155 Dus zie, het organisatie-begrip van Nicodemus betekende niets voor God. Nu, ondanks dat hij een topman was, zoals wij het noemen, in de organisatie, een leraar in Israël; al zijn geleerdheid en verstand betekende niet dàt [broeder Branham knipt met zijn vinger] toen hij daar vóór Christus stond. Het was alleen een berisping voor hem. Nu, ik stel mij voor dat alle mensen zeiden: "Heilige Vader Nicodemus. Heilige Vader, Nicodemus. Wij buigen voor u, meneer." Maar toen hij vóór God stond, berispte Jezus hem voor zijn onwetendheid. Dus u ziet waar dat alles naar toe leidt, vergeet het! Kom aan, laten wij naar God gaan. Dat is juist. In orde.

156 Ook betekende het grote begrip van Korach niets, of dat van Adam, daar beiden Gods betuigde Boodschap verloochenden. Laten wij nu nauwlettend luisteren, we zullen over een ogenblik in enkele hoge wateren komen. Zie, elk van hen, de reden waarom zij in moeite kwamen, Nicodemus, Korach, Nimrod, enzovoort, is omdat zij Gods boodschapper niet herkenden met het betuigde Woord van die dag. Nu iedereen weet dat. Nu, wij zouden daar lange tijd bij kunnen blijven. Maar God voorspelt en zegt een zeker ding dat plaats zal vinden; de mens maakt organisaties en pint de mens precies daar vast. Zij geloofden dat er een komende Messias was. O, die Joden, oh, zeker! Maar toen Jezus kwam op de wijze waarop Hij het deed, zeiden ze: "Dat kan Hem niet zijn." Zij falen het Woord te begrijpen. Nu, Jezus kwam niet in tegenstelling met het Woord (is het wel?), maar Hij kwam in tegenstelling tot de organisatie-uitleg van het Woord. Mozes kwam niet tegengesteld aan het Woord, hij kwam precies overeenkomstig het Woord; maar Korach faalde het te zien. En altijd door is het op die wijze geweest.

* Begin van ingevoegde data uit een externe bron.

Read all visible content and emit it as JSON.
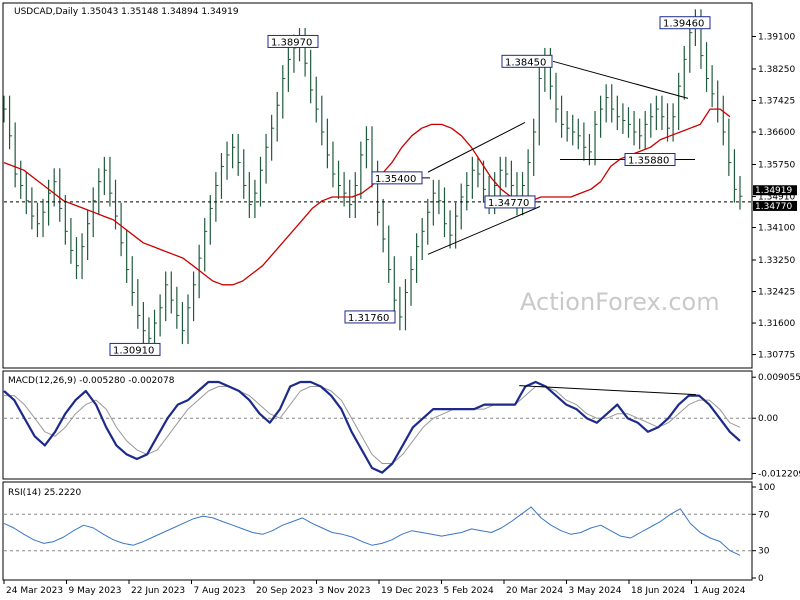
{
  "chart_data": [
    {
      "panel": "price",
      "type": "line",
      "title": "USDCAD,Daily  1.35043 1.35148 1.34894 1.34919",
      "watermark": "ActionForex.com",
      "ylim": [
        1.3045,
        1.3995
      ],
      "y_ticks": [
        "1.39100",
        "1.38250",
        "1.37425",
        "1.36600",
        "1.35750",
        "1.34910",
        "1.34100",
        "1.33250",
        "1.32425",
        "1.31600",
        "1.30775"
      ],
      "y_tick_values": [
        1.391,
        1.3825,
        1.37425,
        1.366,
        1.3575,
        1.3491,
        1.341,
        1.3325,
        1.32425,
        1.316,
        1.30775
      ],
      "current_price_label": "1.34919",
      "support_label": "1.34770",
      "x_ticks": [
        "24 Mar 2023",
        "9 May 2023",
        "22 Jun 2023",
        "7 Aug 2023",
        "20 Sep 2023",
        "3 Nov 2023",
        "19 Dec 2023",
        "5 Feb 2024",
        "20 Mar 2024",
        "3 May 2024",
        "18 Jun 2024",
        "1 Aug 2024"
      ],
      "annotations": [
        {
          "text": "1.38970",
          "x": "20 Sep 2023",
          "value": 1.3897
        },
        {
          "text": "1.30910",
          "x": "22 Jun 2023",
          "value": 1.3091
        },
        {
          "text": "1.35400",
          "x": "19 Dec 2023",
          "value": 1.354
        },
        {
          "text": "1.31760",
          "x": "19 Dec 2023",
          "value": 1.3176
        },
        {
          "text": "1.34770",
          "x": "5 Feb 2024",
          "value": 1.3477
        },
        {
          "text": "1.38450",
          "x": "20 Mar 2024",
          "value": 1.3845
        },
        {
          "text": "1.35880",
          "x": "18 Jun 2024",
          "value": 1.3588
        },
        {
          "text": "1.39460",
          "x": "1 Aug 2024",
          "value": 1.3946
        }
      ],
      "series": [
        {
          "values": [
            1.372,
            1.365,
            1.355,
            1.352,
            1.348,
            1.344,
            1.342,
            1.345,
            1.35,
            1.353,
            1.346,
            1.34,
            1.335,
            1.331,
            1.336,
            1.342,
            1.348,
            1.353,
            1.356,
            1.35,
            1.344,
            1.337,
            1.33,
            1.324,
            1.318,
            1.314,
            1.312,
            1.316,
            1.32,
            1.326,
            1.322,
            1.318,
            1.314,
            1.32,
            1.326,
            1.333,
            1.34,
            1.346,
            1.352,
            1.357,
            1.36,
            1.362,
            1.358,
            1.352,
            1.347,
            1.35,
            1.356,
            1.362,
            1.367,
            1.373,
            1.38,
            1.385,
            1.388,
            1.3897,
            1.384,
            1.377,
            1.372,
            1.366,
            1.36,
            1.355,
            1.352,
            1.35,
            1.347,
            1.352,
            1.36,
            1.364,
            1.355,
            1.345,
            1.338,
            1.33,
            1.322,
            1.3176,
            1.324,
            1.33,
            1.336,
            1.34,
            1.345,
            1.35,
            1.348,
            1.342,
            1.339,
            1.344,
            1.349,
            1.352,
            1.356,
            1.355,
            1.351,
            1.348,
            1.352,
            1.356,
            1.355,
            1.352,
            1.3477,
            1.352,
            1.358,
            1.366,
            1.38,
            1.3845,
            1.378,
            1.372,
            1.368,
            1.367,
            1.366,
            1.365,
            1.362,
            1.3608,
            1.368,
            1.372,
            1.375,
            1.372,
            1.37,
            1.369,
            1.368,
            1.366,
            1.365,
            1.368,
            1.37,
            1.372,
            1.37,
            1.367,
            1.37,
            1.378,
            1.385,
            1.392,
            1.3946,
            1.386,
            1.38,
            1.376,
            1.372,
            1.366,
            1.358,
            1.351,
            1.34919
          ]
        },
        {
          "name": "MA",
          "color": "#cc0000",
          "values": [
            1.358,
            1.357,
            1.356,
            1.354,
            1.352,
            1.35,
            1.348,
            1.347,
            1.346,
            1.345,
            1.344,
            1.343,
            1.341,
            1.339,
            1.337,
            1.336,
            1.335,
            1.334,
            1.333,
            1.331,
            1.329,
            1.327,
            1.326,
            1.326,
            1.327,
            1.329,
            1.331,
            1.334,
            1.337,
            1.34,
            1.343,
            1.346,
            1.348,
            1.349,
            1.349,
            1.349,
            1.35,
            1.352,
            1.355,
            1.358,
            1.362,
            1.365,
            1.367,
            1.368,
            1.368,
            1.367,
            1.365,
            1.362,
            1.358,
            1.354,
            1.351,
            1.349,
            1.348,
            1.348,
            1.349,
            1.349,
            1.349,
            1.349,
            1.35,
            1.351,
            1.353,
            1.357,
            1.359,
            1.36,
            1.361,
            1.362,
            1.364,
            1.365,
            1.366,
            1.367,
            1.368,
            1.372,
            1.372,
            1.37
          ]
        }
      ]
    },
    {
      "panel": "macd",
      "type": "line",
      "title": "MACD(12,26,9) -0.005280 -0.002078",
      "ylim": [
        -0.0132,
        0.0102
      ],
      "y_ticks": [
        "0.009055",
        "0.00",
        "-0.012209"
      ],
      "y_tick_values": [
        0.009055,
        0.0,
        -0.012209
      ],
      "series": [
        {
          "name": "MACD",
          "color": "#1c2a8c",
          "values": [
            0.006,
            0.004,
            0.0,
            -0.004,
            -0.006,
            -0.003,
            0.001,
            0.004,
            0.006,
            0.003,
            -0.002,
            -0.006,
            -0.008,
            -0.009,
            -0.008,
            -0.004,
            0.0,
            0.003,
            0.004,
            0.006,
            0.008,
            0.008,
            0.007,
            0.006,
            0.004,
            0.001,
            -0.001,
            0.002,
            0.007,
            0.008,
            0.008,
            0.007,
            0.005,
            0.002,
            -0.003,
            -0.007,
            -0.011,
            -0.012,
            -0.01,
            -0.006,
            -0.002,
            0.0,
            0.002,
            0.002,
            0.002,
            0.002,
            0.002,
            0.003,
            0.003,
            0.003,
            0.003,
            0.007,
            0.008,
            0.007,
            0.005,
            0.003,
            0.002,
            0.0,
            -0.001,
            0.001,
            0.003,
            0.0,
            -0.001,
            -0.003,
            -0.002,
            0.0,
            0.003,
            0.005,
            0.005,
            0.003,
            0.0,
            -0.003,
            -0.005
          ]
        },
        {
          "name": "Signal",
          "color": "#999999",
          "values": [
            0.005,
            0.005,
            0.003,
            0.0,
            -0.003,
            -0.004,
            -0.002,
            0.001,
            0.003,
            0.004,
            0.002,
            -0.002,
            -0.005,
            -0.007,
            -0.008,
            -0.007,
            -0.004,
            -0.001,
            0.002,
            0.004,
            0.006,
            0.007,
            0.007,
            0.006,
            0.005,
            0.003,
            0.001,
            0.0,
            0.003,
            0.006,
            0.007,
            0.007,
            0.006,
            0.004,
            0.0,
            -0.004,
            -0.008,
            -0.01,
            -0.01,
            -0.008,
            -0.005,
            -0.002,
            0.0,
            0.001,
            0.002,
            0.002,
            0.002,
            0.002,
            0.003,
            0.003,
            0.003,
            0.005,
            0.007,
            0.007,
            0.006,
            0.004,
            0.003,
            0.001,
            0.0,
            0.0,
            0.001,
            0.001,
            0.0,
            -0.001,
            -0.002,
            -0.001,
            0.001,
            0.003,
            0.004,
            0.004,
            0.002,
            -0.001,
            -0.002
          ]
        }
      ],
      "trendline": [
        {
          "x": 0.7,
          "y": 0.0072
        },
        {
          "x": 0.94,
          "y": 0.0052
        }
      ]
    },
    {
      "panel": "rsi",
      "type": "line",
      "title": "RSI(14) 25.2220",
      "ylim": [
        0,
        100
      ],
      "y_ticks": [
        "100",
        "70",
        "30",
        "0"
      ],
      "y_tick_values": [
        100,
        70,
        30,
        0
      ],
      "series": [
        {
          "name": "RSI",
          "color": "#3a78c8",
          "values": [
            60,
            55,
            48,
            42,
            38,
            40,
            45,
            52,
            58,
            55,
            48,
            42,
            38,
            36,
            40,
            45,
            50,
            55,
            60,
            65,
            68,
            66,
            62,
            58,
            54,
            50,
            48,
            52,
            58,
            62,
            66,
            60,
            55,
            50,
            48,
            45,
            40,
            36,
            38,
            42,
            48,
            52,
            50,
            48,
            46,
            48,
            50,
            54,
            52,
            50,
            55,
            62,
            70,
            78,
            66,
            58,
            52,
            48,
            50,
            55,
            58,
            52,
            46,
            44,
            50,
            56,
            62,
            70,
            76,
            60,
            50,
            44,
            40,
            30,
            25
          ]
        }
      ]
    }
  ]
}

157 Nu kijk. Deze Boodschap van de dag kan niet gewoon iets zijn wat zegt: "Wij hebben de Waarheid en we hebben dit, dat." Het moet voorspeld zijn in Zijn Woord! En dan, nadat het Woord naar voren is gebracht, moet Het grondig bevestigd worden door het Woord.

158 Jezus werd grondig bevestigd door God, door het Woord. Hij zei: "Als u Mozes gekend zou hebben, zou u Mijn dag gekend hebben." Wel spraken de profeten van Hem, wel zeiden al de profeten wat Hij was. En toch verblindde het hen, zij konden het niet begrijpen. Zie? Maar Jezus was... Nu niet...

159 Ik wil dit voor de band zeggen en ook voor u. Zie, de boodschapper met de Boodschap van de dag!

160 Nu, als u naar de Zevendedags Adventisten gaat, zeggen zij: "Wij hebben haar, houd gewoon de Sabbat!" Toont u mij dat in de Schriften. Mejuffrouw Eddie Baker zei dat zij het had. Laat het mij zien. De Jehova's Getuigen zeiden dat zij het hadden. Laat het mij zien. Zie? De Methodisten zeggen dat zij het hebben. Laat het mij zien. De Baptisten zeggen dat zij het hebben. Laat het mij zien. Toon mij enige organisatie. Ik bewijs u, dat zij elk uit de wil van God zijn. Elk van hen is er tegen, lerende tradities van mensen in plaats van het Woord van God. Ik ken niet een van hen die de dingen zou accepteren die werkelijk in de Bijbel geschreven zijn op de wijze dat het is. Dat is juist. Maar wanneer iemand langskomt en zegt: "Ik heb de Boodschap van de dag", moet hij eerst behoorlijk gezien worden en voorspeld om te komen.

161 Toen Johannes de Doper daar buiten liep, zeiden ze: "Bent u de Christus?"

     Hij zei: "Dat ben ik niet."

     Ze zeiden: "Bent u de Elia?"

     Hij zei: "Dat ben ik niet."

     Ze zeiden: "Wie bent u dan?"

162 Hij kon zichzelf identificeren, hij had de Boodschap van het uur. Hij zei: "Ik ben de stem van één die roept in de woestijn, zoals de profeet Jesaja zei. Nu, als mijn geboorte en leven daarmee niet vergeleken kunnen worden, ontvangt mij niet."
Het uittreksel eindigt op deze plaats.